Translator Anastasia Zavozova about favorite books
IN BACKGROUND "BOOK SHELF" we ask journalists, writers, scholars, curators, and other heroines about their literary preferences and publications, which occupy an important place in their bookcase. Today, Anastasia Zavozova, the editor of the Meduza special projects and the translator of the Goldfinch and Little Friend, Donna Tartt, shares her stories about favorite books.
Books for me since childhood were in the same row with the most essential items for life: then people stood for butter, sausage, laundry detergent and books. We still have a letter at home, which my father wrote to the maternity hospital. After the congratulations, there was an important postscript: "P. S .: In the book, Saimak was thrown out. I signed up for a queue." I learned to read in three years and since then I have not ceased to do it. You know, Alexander Zhitinsky has a wonderful children's book called The Keeper of the Planet. There is a character - a space transmitter in the form of a penguin. He feeds on information, so he needs to read something all the time, and the main character "feeds" him with dictionaries and encyclopedias. When a penguin suddenly has nothing to read and he runs out of letters, he lies down on his side, begins to flap his wings, roll his eyes and die. So, I - this penguin.
After the era when there were no books at all, the time began when suddenly they began to sell and translate everything, and my parents and I, by inertia, bought it all up, exchanged and signed it.
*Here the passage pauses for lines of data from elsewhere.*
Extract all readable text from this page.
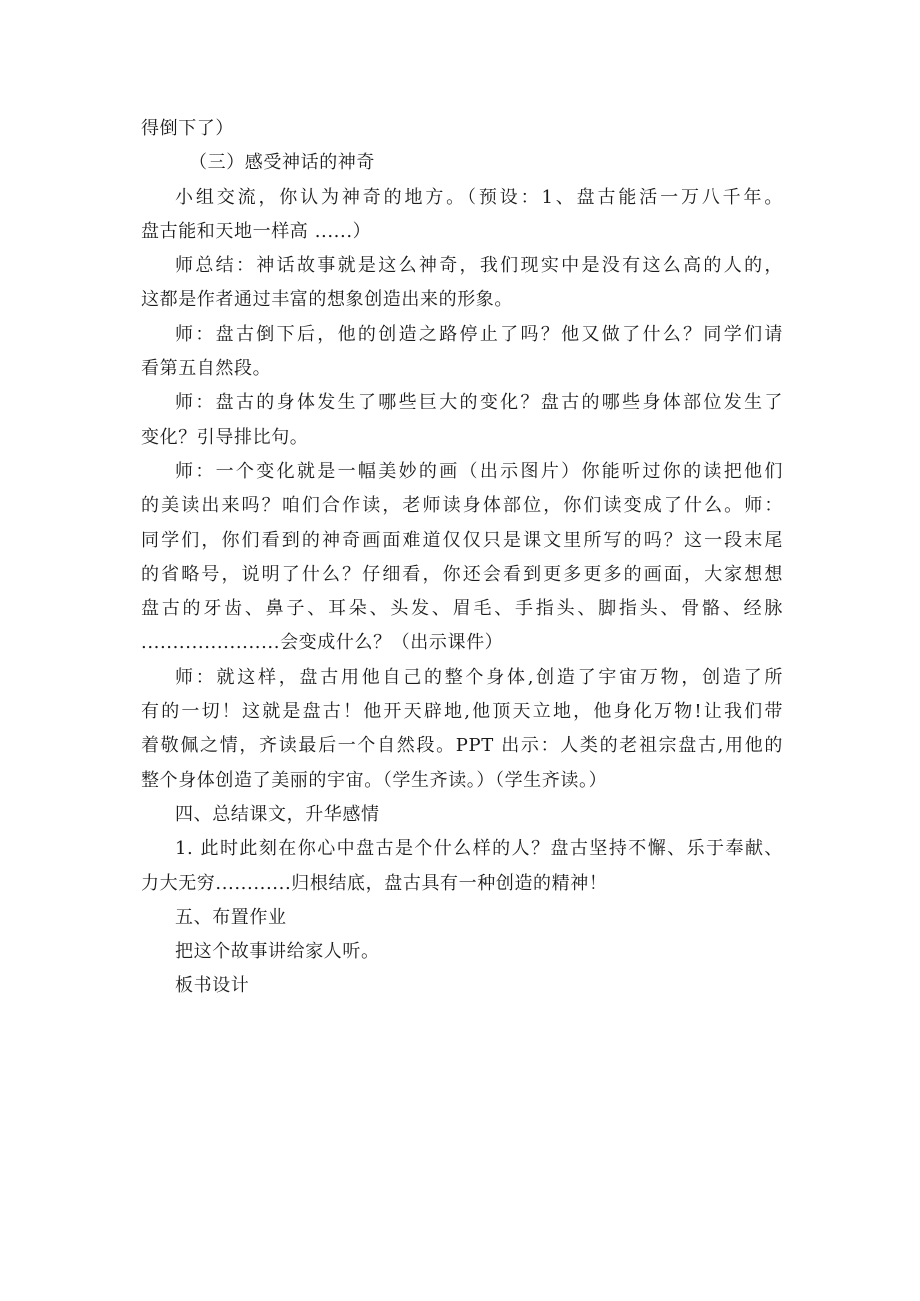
得倒下了）
（三）感受神话的神奇
小组交流，你认为神奇的地方。（预设：1、盘古能活一万八千年。
盘古能和天地一样高 ......）
师总结：神话故事就是这么神奇，我们现实中是没有这么高的人的，
这都是作者通过丰富的想象创造出来的形象。
师：盘古倒下后，他的创造之路停止了吗？他又做了什么？同学们请
看第五自然段。
师：盘古的身体发生了哪些巨大的变化？盘古的哪些身体部位发生了
变化？引导排比句。
师：一个变化就是一幅美妙的画（出示图片）你能听过你的读把他们
的美读出来吗？咱们合作读，老师读身体部位，你们读变成了什么。师：
同学们，你们看到的神奇画面难道仅仅只是课文里所写的吗？这一段末尾
的省略号，说明了什么？仔细看，你还会看到更多更多的画面，大家想想
盘古的牙齿、鼻子、耳朵、头发、眉毛、手指头、脚指头、骨骼、经脉
......................会变成什么？（出示课件）
师：就这样，盘古用他自己的整个身体,创造了宇宙万物，创造了所
有的一切！这就是盘古！他开天辟地,他顶天立地，他身化万物!让我们带
着敬佩之情，齐读最后一个自然段。PPT 出示：人类的老祖宗盘古,用他的
整个身体创造了美丽的宇宙。（学生齐读。）（学生齐读。）
四、总结课文，升华感情
1. 此时此刻在你心中盘古是个什么样的人？盘古坚持不懈、乐于奉献、
力大无穷............归根结底，盘古具有一种创造的精神！
五、布置作业
把这个故事讲给家人听。
板书设计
Accordingly, I also read absolutely unsystematic. I probably didn’t have a favorite writer until 15, I loved everything. For example, Gorky's “Childhood” is a story I reread, probably a hundred times. She was so strong and tough, there men were swearing, and at the same time, there were some beautiful and unknown notions like talma with glass beads and binders of the magazine "Niva".
My grandmother worked as a primary school teacher, so her house was littered with school books about the exploits of young Bolsheviks, children who secretly boiled glycerin for printing proclamations and exposed provocateurs, well then, of course, embarrassed, but firmly pressed Lenin’s hand and left with him on the armored car to the sunset. I read it all. Or Turgenev, whom I fell in love with at the age of seven (I had two such love - Conan Doyle and Turgenev) and diligently read, not understanding anything, but regretting everyone. In Turgenev, as it seems to me now, the most conspicuous beauty of withering that came to me later on when I got to Scandinavian literature came out of the text.
At 15, I simultaneously discovered Jane Austen and Scandinavian literature. It was some kind of amazing experience: opposite-polarity books, they significantly expanded the boundaries of my literary world, which until then consisted of novels of the plot interspersed with soulful Russian classics. I got acquainted with the Scandinavians in the translations of Surits, Yakhnina, Gorlina and Andreev, in which I was struck by the unreasonable, unconditional acceptance of the magic in life. For example, as happens in the sagas. On the one hand, we have a complete pedigree of the hero, some conditional Torquil Leather Pants, and he is absolutely real: here are all his relatives, and that's where he lived - if you come to Iceland, you will be shown this place. On the other hand, here is the story of how Torkil fought the troll and defeated him, and no one serves it as something supernatural, everything is ordinary and ordinary. Here is a man, here are the trolls, and they live next to us.
Selma Lagerlöf has a lovely memoir, "Morbacca." The book was written as early as 1922, but the same unshakable confidence in the fact that the magic is nearby is also visible. Along with the cutest sketches about how my father built the barn, there are stories about how her grandmother went to her home, and she was nearly dragged into the river by a Necken, a water one, who appeared to her a huge white horse of unprecedented beauty. This incredible, very ancient perception of the world has won me over. Later, I enrolled in philology, learned Danish, and took up Scandinavian literature - not the most practical education, but I don’t regret it.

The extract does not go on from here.